14. A wireless communication method using a millimeter-wave frequency band comprising:

obtaining location information of at least one terminal;

obtaining information on a terminal located in an inter-beam overlapping area based on the obtained location information; and

scheduling based on information on the terminal located in the obtained inter-beam overlapping area such that inter-beam interference is minimized.

15. The method of claim 14, wherein in the obtaining of location information of the at least one terminal, beam identifier information for at least one beam that can be received by the at least one terminal is respectively received from the at least one terminal.

16. The method of claim 14, wherein in the obtaining of location information of the at least one terminal, inter-beam interference information is received from the at least one terminal.

17. The method of claim 14, wherein in the scheduling for minimizing the inter-beam interference, different frequency bands are assigned to an overlapping beam area and a non-overlapping beam area in consideration of the inter-beam overlapping area, and a frequency band assigned to the overlapping beam area is changed according to location of at least one terminal and resource allocation information of the at least one terminal.

18. A wireless communication method using a millimeter-wave frequency band that is performed in a terminal using the millimeter-wave frequency band, the method comprising:

registering transmitting and receiving capability information in a base station;

measuring received power of each beam included in a beam set based on information on the beam set provided from the base station;

updating a downlink candidate cooperated beam set based on the received power measurement result of each beam, and then reporting the updated downlink candidate cooperated beam set to the base station; and

performing uplink synchronization based on a downlink active cooperated beam set provided from the base station.

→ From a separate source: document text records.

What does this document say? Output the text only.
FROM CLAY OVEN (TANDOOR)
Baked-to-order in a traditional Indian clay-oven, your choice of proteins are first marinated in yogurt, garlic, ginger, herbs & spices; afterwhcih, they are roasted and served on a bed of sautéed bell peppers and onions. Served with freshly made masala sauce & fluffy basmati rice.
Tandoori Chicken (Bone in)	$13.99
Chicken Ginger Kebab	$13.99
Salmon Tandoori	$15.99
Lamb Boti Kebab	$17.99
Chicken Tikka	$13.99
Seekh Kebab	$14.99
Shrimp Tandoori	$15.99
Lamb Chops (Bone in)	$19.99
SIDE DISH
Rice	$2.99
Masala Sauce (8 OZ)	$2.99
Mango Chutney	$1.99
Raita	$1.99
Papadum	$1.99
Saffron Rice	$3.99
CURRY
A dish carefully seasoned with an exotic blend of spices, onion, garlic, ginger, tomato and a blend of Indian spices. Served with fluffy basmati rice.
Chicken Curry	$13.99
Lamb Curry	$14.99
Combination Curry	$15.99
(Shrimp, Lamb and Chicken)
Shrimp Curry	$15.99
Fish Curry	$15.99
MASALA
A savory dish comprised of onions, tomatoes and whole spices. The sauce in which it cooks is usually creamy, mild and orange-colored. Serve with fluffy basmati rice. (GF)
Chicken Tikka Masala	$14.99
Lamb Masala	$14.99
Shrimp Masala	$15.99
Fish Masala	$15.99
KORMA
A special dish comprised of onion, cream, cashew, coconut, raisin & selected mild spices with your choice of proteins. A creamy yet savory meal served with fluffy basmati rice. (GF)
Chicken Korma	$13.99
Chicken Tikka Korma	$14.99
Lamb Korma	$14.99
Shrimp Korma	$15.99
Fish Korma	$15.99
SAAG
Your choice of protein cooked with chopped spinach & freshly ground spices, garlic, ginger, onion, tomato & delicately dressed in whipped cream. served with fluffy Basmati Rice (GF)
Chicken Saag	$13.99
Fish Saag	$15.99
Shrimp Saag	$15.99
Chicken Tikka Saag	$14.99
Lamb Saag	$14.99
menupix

19. The method of claim 18, wherein in the registering of the transmitting and receiving capability information in the base station, information on the number of beams that can be simultaneously received by the terminal and the number of beams that can be simultaneously transmitted from the terminal is reported to the base station.

20. The method of claim 18, wherein the performing of the uplink synchronization includes:

setting the downlink active cooperated beam set provided from the base station as an uplink active cooperated beam set; and

performing uplink synchronization for beams included in the uplink active cooperated beam set.